So Here’s the Thing…: Notes on Growing Up, Getting Older, and Trusting Your Gut(31)



About twelve hours later, I had forgotten about it. But then I checked Twitter. And he had responded! The way anyone would respond to something like that, which is to say he tweeted something like “go home, Grandma,” to the mild approval of his fans.

In the grand scheme of things, this was not a big deal. But I felt totally blindsided—the idea that my reputation, even in this small, relatively insignificant way, could be morphing unbeknownst to me while I was going about my day offline gave me a compulsion. I felt like I needed to constantly check to see if anyone had said something bad about me. Which is not usually how it starts—usually you’re checking for likes—but it’s all part of the design.

Now, I try to keep most of my stuff positive, unless it’s about Donald Trump and the crew, in which case I try to keep it extremely negative. It’s a little disappointing that the negative stuff gets an exponentially bigger response—every viral tweet I’ve had is angry or upset—than the nice stuff, which it always seems about eight people care about. It’s much easier to drum up an impassioned pack mentality about something infuriating than “This person’s charity project is awesome!” Still, I always check all my mentions because I like to wade through to find the nice stuff, and to talk to people, which is supposed to be the point of Twitter, and if I’m going to use it I feel like I might as well get something out of it. When random strangers say terrible things, it’s usually about my appearance—guess what, assholes, I know I’m not skinny!—or the fact that I have more than one cat. (What is this, 1915?) The meanest tweet anyone ever sent to me was when I thought my cat Petey went missing and tweeted a photo, to which someone replied, “Check Weight Watchers.”

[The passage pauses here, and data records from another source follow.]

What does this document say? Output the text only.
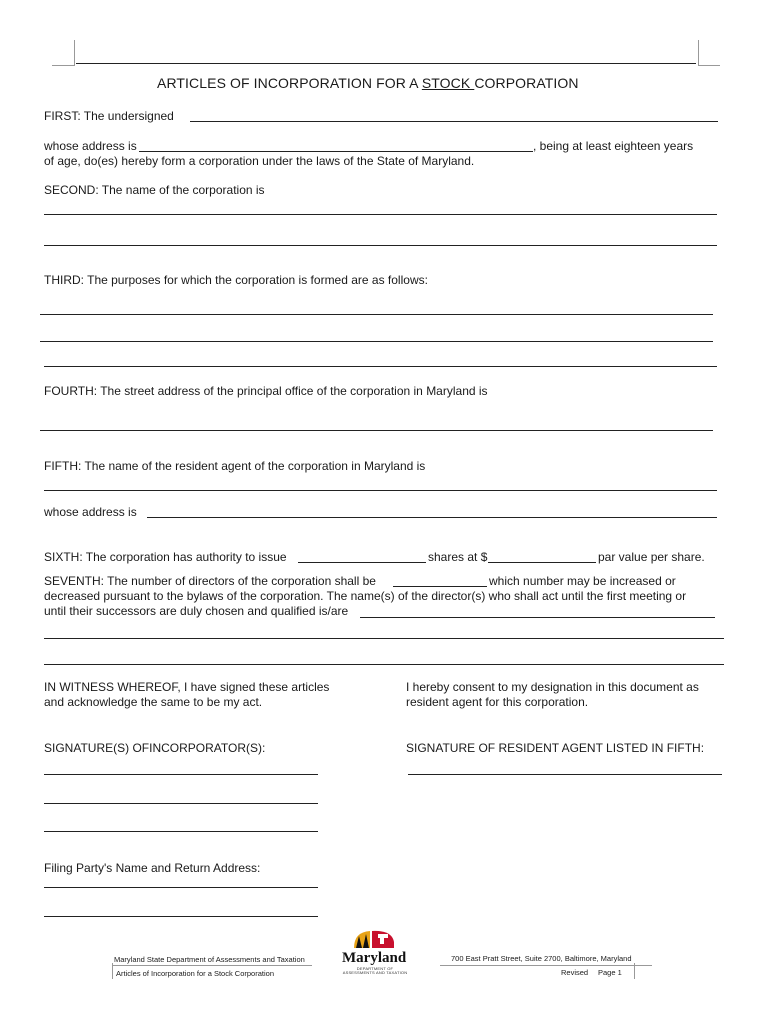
ARTICLES OF INCORPORATION FOR A STOCK CORPORATION
FIRST: The undersigned
whose address is	, being at least eighteen years
of age, do(es) hereby form a corporation under the laws of the State of Maryland.
SECOND: The name of the corporation is
THIRD: The purposes for which the corporation is formed are as follows:
FOURTH: The street address of the principal office of the corporation in Maryland is
FIFTH: The name of the resident agent of the corporation in Maryland is
whose address is
SIXTH: The corporation has authority to issue	shares at $	par value per share.
SEVENTH: The number of directors of the corporation shall be	which number may be increased or
decreased pursuant to the bylaws of the corporation. The name(s) of the director(s) who shall act until the first meeting or
until their successors are duly chosen and qualified is/are
IN WITNESS WHEREOF, I have signed these articles
and acknowledge the same to be my act.
I hereby consent to my designation in this document as
resident agent for this corporation.
SIGNATURE(S) OFINCORPORATOR(S):	SIGNATURE OF RESIDENT AGENT LISTED IN FIFTH:
Filing Party's Name and Return Address:
Maryland State Department of Assessments and Taxation
Articles of Incorporation for a Stock Corporation
Maryland
DEPARTMENT OF
ASSESSMENTS AND TAXATION
700 East Pratt Street, Suite 2700, Baltimore, Maryland
Revised Page 1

These kinds of insults are much easier to ignore than attacks on something I’ve actually said. That’s why if I have a thought that’s even slightly controversial—except when I’m live-tweeting The Bachelorette, when I shoot from the hip—I always fact-check. I have a lot of followers, which is heady and something I see as a responsibility: You see so many people tweeting out blatantly untrue or misinformed takes to hundreds of thousands of followers, and I don’t want to be one of them. What Trump has done with the official White House accounts is so depressing to me and dangerous to everyone—people should always be able to look at those and see facts, not gossip or propaganda. Even if they know, deep down, that what they’re being presented may not be 100 percent the truth, they haven’t made the mental leap to accepting that something the White House posts online may not be true. It works on reality TV, but not with the actual news.

In other words, even though I tweet funny things—or what I think are funny things—I take social media really seriously, and I think everybody should. It may have seemed like a fun way to waste time and talk to your friends when it first started, but its power is now obvious and undeniable. You can either use it to your advantage or let it use you.

1 I can’t believe I have to explain this, but I also know I probably have to for some of the young readers (no judgment): A “tape” is not a roll of adhesive you use to wrap presents or fix torn sheets of paper, but rather a cassette tape, a physical, post-record, pre-CD method of listening to music. Please don’t tell me I have to define “CD”!





In Praise of Monica Lewinsky



I remember the fall of 1998 very clearly. I was twenty-two and living in that one-bedroom on Prince and Thompson in Manhattan that I always talk about because four of us shared it and, come on, that’s pretty intense. It was some of the most fun I’ve had in my life. We got up early and took turns getting ready in our single bathroom so that we could all be on time for work at 9:00 AM.

At the end of the day, we’d all get home, discuss what we wanted for dinner—usually Wasa crackers with tuna and mustard, a half of a turkey sandwich from M&O’s on the corner, or, if we were splurging because someone got some overtime money on her paycheck, pad thai—and then flip on the antenna TV. Regardless of the meal, we were either watching the final season of 90210 or Bill Clinton’s impeachment proceedings. Only three of us could fit on the couch, so one person—usually me, not because I’m a martyr but because lying on the floor felt good sometimes—would lie on the rug. We didn’t have space or money for a vacuum, so the rug had seen some things, but it was fine.

I don’t mean to harp on this, but the news would play out so differently now in terms of public opinion—not necessarily in outcome—that I have to mention it: We didn’t have any form of social media back then, so any news we got was usually at home, from the TV, during designated and contained time periods. Now we take to Twitter to get little hits of what’s happening all day, and those concentrated dispatches aren’t just straight news: They encompass a huge amount of opinion. Back in the day, Tom Brokaw or Dan Rather would give you the news, which was presented as facts, unadulterated by subjectivity. Of course, there’s no such thing as pure news—any way you present something is going to color it one way or another—but it was much more straightforward than it is now. So instead of glutting yourself on what other people thought online, only to grow so sick of hearing interpretations of the day’s events that by the time you get home you never want to hear another opinion again, you would usually have conversations with your friends about what you saw on TV.